Analysis of selfies can prove "very rich" as a data source, both in terms of what they could reveal about different cultures in different cities and illustrating how people wanted to be perceived, according to a data project.

Selfies can reveal more than you think

London: Analysis of selfies can prove "very rich" as a data source, both in terms of what they could reveal about different cultures in different cities and illustrating how people wanted to be perceived, according to a data project.

Using facial-recognition software and ranking the most happy as 1 and the least as 0, a team of data scientists, designers and researchers collected 152,462 Instagram pictures tagged around London's Somerset House over the period of one week, 640 of which were deemed to be selfies, the Guardian reported.

London selfies were found to have a score of 0.55, compared with the average of 0.62 across Berlin, New York, Sao Paulo, Moscow and Bangkok. This means that Londoners take more glum-faced selfies than residents of other world cities.

The analysis of images uploaded publicly on to Instagram in September found that the London style of selfie-taking was also one of a restrained upright pose.

It found that twice as many women as men are selfie-takers in London.
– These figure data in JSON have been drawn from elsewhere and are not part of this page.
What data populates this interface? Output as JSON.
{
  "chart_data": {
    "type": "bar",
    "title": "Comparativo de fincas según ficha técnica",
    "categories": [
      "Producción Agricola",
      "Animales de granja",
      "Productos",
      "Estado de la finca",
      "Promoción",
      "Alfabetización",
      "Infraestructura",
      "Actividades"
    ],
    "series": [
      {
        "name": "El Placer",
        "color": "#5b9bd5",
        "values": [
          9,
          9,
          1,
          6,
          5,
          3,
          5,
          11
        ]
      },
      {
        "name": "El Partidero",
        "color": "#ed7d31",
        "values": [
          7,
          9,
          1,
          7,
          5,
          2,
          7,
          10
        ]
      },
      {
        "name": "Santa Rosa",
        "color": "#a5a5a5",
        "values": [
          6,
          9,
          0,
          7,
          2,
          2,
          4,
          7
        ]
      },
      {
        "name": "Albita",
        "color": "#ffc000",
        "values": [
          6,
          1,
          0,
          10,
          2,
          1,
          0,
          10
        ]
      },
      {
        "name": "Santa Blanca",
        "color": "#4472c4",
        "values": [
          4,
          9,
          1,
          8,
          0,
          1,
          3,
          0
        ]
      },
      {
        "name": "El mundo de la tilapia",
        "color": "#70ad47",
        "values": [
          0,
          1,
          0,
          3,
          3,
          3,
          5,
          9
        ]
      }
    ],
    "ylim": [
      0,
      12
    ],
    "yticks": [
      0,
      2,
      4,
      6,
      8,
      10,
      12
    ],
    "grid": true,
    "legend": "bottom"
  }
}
London men, who took selfies, tended to be older than those in other cities, averaging about 28 years old, and people of both genders favoured an upright pose over a jaunty angle.

The average head tilt of a London selfie was just 15 degrees, compared with 20 degrees elsewhere.

Almost double the proportion of people were found to be wearing glasses in London than in the five other cities analysed.

Claire Catterall, director of exhibitions at Somerset House, where the picures and their analysis formed the part of an exhibition that explored the explosion of social media and what it reveals about modern society, said the unhappy selfie faces of Londoners should not be mistaken for being miserable but "thinking they are too cool to smile".

Catterall said the selfie has now become a key piece of data to document an entire generation.

"What has been fascinating about this project is to see how we now quantify ourselves through this data we produce, we push ourselves out and how this has changed the way we communicate with each other," she said.

"The massive rise of the selfie just proves how visual we have become as a society. Even in the past five years it is already impacting on how we speak and communicate with each other on a person-to-person basis and that can be quite a frightening thing to consider," Catterall said.